The invention provides a method for detecting network abnormality based on secondary negative selection, belonging to the technical field of information security. The method comprises: selecting normal network connection data as an autologous set by simulating the immune tolerance process of a biological immune system, using a secondary negative selection algorithm to perform tolerance training on a randomly-generated candidate detector, removing the candidate detectors with unsuccessful tolerance and autologous tolerance of the detector set to generate a mature detector set, utilizing autologous clustering to generate an authentication detector, detecting network connection data to be detected by utilizing the mature detector set, and finally using the authentication detector to confirm the detection result. The method mainly overcomes the defects of redundant detectors, low generation efficiency and high false alarm ratio, effectively reduces the size of the generated mature detector sets, improves the generation efficiency of the mature detector, maintains the stability of the detection rate, reduces the false alarm ratio and guarantees the network security, thereby having a wide application prospect.

Description

Technical field: [0001] The invention relates to a network anomaly detection technology, which belongs to the technical field of information security. Background technique: [0002] With the popularization and development of computer networks, the Internet has become one of the indispensable tools for people to study, work and live, but at the same time, the openness of the Internet also makes viruses and network attacks a disaster on the Internet.
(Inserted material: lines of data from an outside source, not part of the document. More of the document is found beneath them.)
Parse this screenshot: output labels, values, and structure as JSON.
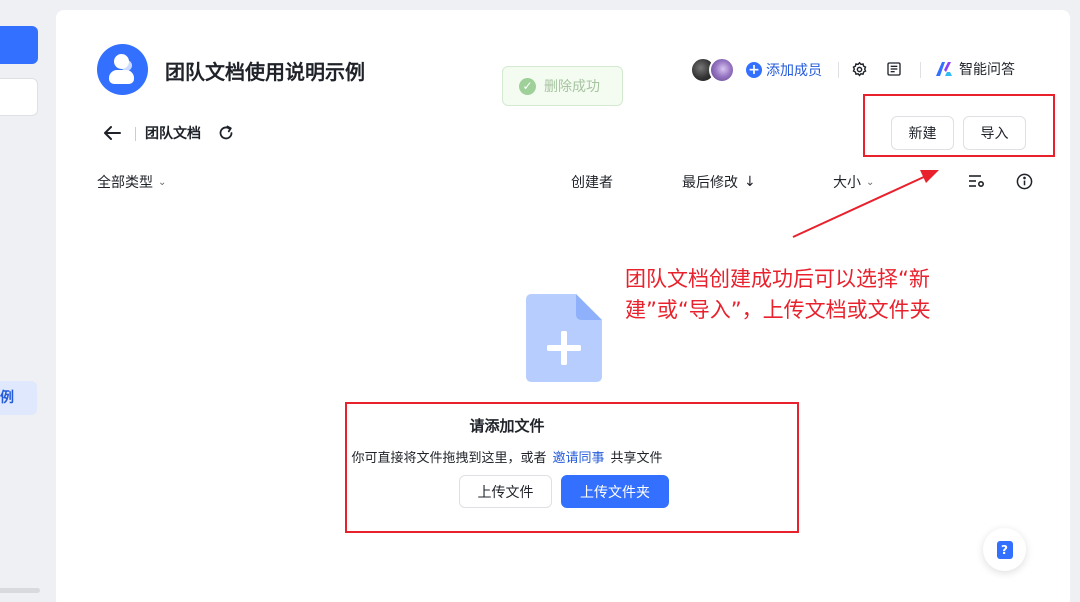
{
  "sidebar": {
    "active_item_label": "示例"
  },
  "header": {
    "title": "团队文档使用说明示例",
    "add_member_label": "添加成员",
    "ai_label": "智能问答"
  },
  "toast": {
    "message": "删除成功"
  },
  "breadcrumb": {
    "label": "团队文档"
  },
  "actions": {
    "new_label": "新建",
    "import_label": "导入"
  },
  "list_header": {
    "type_filter": "全部类型",
    "creator": "创建者",
    "last_modified": "最后修改",
    "size": "大小"
  },
  "empty_state": {
    "title": "请添加文件",
    "desc_prefix": "你可直接将文件拖拽到这里，或者",
    "invite_link": "邀请同事",
    "desc_suffix": "共享文件",
    "upload_file_label": "上传文件",
    "upload_folder_label": "上传文件夹"
  },
  "annotation": {
    "text": "团队文档创建成功后可以选择“新建”或“导入”，上传文档或文件夹"
  },
  "colors": {
    "primary": "#3370ff",
    "link": "#245bdb",
    "annotation_red": "#e8212c",
    "toast_bg": "#f4fbf1"
  }
}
Network attacks affect the network from many aspects and bring harm to the network. These harms mainly include: harm to computer resources and network resources, harm to normal services, harm to economy, politics, society and culture, etc. At present, my country's network infrastructure is relatively backward, the demand for network security is more stringent and urgent, and the security line of defense against network attacks such as virus spread and hacker attacks is also more fragile. Against this demand background, there is...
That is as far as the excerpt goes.